EIGHT INTERNATIONAL ARTISTS EXPLORE NOTION OF 'HOME' IN WALKER
ART CENTER EXHIBITION no place (like home)
Due to the increasing movement of peoples across national and cultural
boundaries and the influence of media and technologies in our contemporary
world. the notion of home is no longer necessarily defined by property
lines but rather, for many, as a personal space constructed from history
and myth, individual and collective memory. In the Walker Art Center-organized
exhibition no place (like home). eight young international artists interweave
geography. culture, and history in a way that subverts any sense of defined
origin or place, any sense of home. Walker Chief Curator Richard Flood
has invited artists from Cuba.

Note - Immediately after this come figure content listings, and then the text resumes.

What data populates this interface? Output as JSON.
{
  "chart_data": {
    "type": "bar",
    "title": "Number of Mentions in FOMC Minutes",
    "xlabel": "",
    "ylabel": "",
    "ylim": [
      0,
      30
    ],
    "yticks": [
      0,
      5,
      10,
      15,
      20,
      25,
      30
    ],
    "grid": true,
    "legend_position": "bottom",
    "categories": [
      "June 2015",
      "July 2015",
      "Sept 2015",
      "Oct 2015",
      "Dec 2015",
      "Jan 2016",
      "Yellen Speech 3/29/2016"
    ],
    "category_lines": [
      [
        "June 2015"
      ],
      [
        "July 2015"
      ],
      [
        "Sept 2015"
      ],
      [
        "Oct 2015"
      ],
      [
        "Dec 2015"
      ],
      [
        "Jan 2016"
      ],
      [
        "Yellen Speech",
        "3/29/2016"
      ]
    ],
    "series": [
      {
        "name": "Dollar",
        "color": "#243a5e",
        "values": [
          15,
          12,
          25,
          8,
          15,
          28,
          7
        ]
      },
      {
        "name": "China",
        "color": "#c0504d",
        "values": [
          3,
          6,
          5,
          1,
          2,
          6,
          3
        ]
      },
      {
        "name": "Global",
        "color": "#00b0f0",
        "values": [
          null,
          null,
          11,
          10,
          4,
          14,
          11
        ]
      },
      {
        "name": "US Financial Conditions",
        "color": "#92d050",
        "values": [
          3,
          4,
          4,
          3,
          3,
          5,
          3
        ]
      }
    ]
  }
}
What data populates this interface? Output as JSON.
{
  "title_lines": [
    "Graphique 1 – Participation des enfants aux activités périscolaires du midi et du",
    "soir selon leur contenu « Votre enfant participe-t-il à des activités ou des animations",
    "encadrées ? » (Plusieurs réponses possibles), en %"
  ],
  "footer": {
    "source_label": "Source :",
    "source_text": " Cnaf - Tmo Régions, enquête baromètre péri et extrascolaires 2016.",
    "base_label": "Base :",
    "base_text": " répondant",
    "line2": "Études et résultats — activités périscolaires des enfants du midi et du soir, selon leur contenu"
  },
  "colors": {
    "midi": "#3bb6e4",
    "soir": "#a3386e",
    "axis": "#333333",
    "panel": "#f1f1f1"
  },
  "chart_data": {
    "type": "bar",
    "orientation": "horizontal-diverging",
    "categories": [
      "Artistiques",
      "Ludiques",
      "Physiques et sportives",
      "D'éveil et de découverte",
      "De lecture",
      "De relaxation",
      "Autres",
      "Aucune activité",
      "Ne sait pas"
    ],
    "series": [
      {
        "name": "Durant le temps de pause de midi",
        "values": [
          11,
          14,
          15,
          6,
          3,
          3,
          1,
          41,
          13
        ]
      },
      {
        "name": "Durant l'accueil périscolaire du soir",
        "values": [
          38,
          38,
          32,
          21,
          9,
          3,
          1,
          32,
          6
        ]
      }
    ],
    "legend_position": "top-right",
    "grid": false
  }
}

Great Britain, Northern Ireland, the Philippines,
South Africa, the United States, and Venezuela for an exhibition that begins
to map the contours of a hybrid language of globalism through works that
manipulate a range of found and appropriated materials. no place (like
home) will be presented at the Walker March 9-June 8, 1997. The accompanying
catalogue will feature essays on both the artists' work and the exhibition's
themes as well as interviews with each of the artists and extensive documentation
of
their works.
- The artists represented in no place (like home)-
- Zarina Bhimji (Great Britain)
Nick Deocampo (Philippines)
Willie Doherty (Northern Ireland)
Kay Hassan (South Africa)
Kcho (Cuba),
Gary Simmons (United States),
Meyer Vaisman (Venezuela-United States),
Kara Walker (United States)
They have come of age in the mid 1980s and early 1990s with their presence
on the international contemporary art scene underscored by recent exhibitions
of work by Hassan in Berlin, Kcho in New York and Spain, and Doherty and
Walker in Paris. Their work is united by issues pertinent to the last quarter
of the 20th century, including access and isolation, the overlap of history
and fiction, and the redefining of our sense of place. The exhibition will
feature installation-based work by Bhimji, Doherty, Hassan, Kcho, Simmons,
Vaisman, and Walker, some newly commissioned. Filmmaker Deocampo will be
represented by retrospective screenings of his Super 8 and 16mm film work,
curated by Walker Assistant Curator of Film/Video Marlina Gonzalez-Tamrong.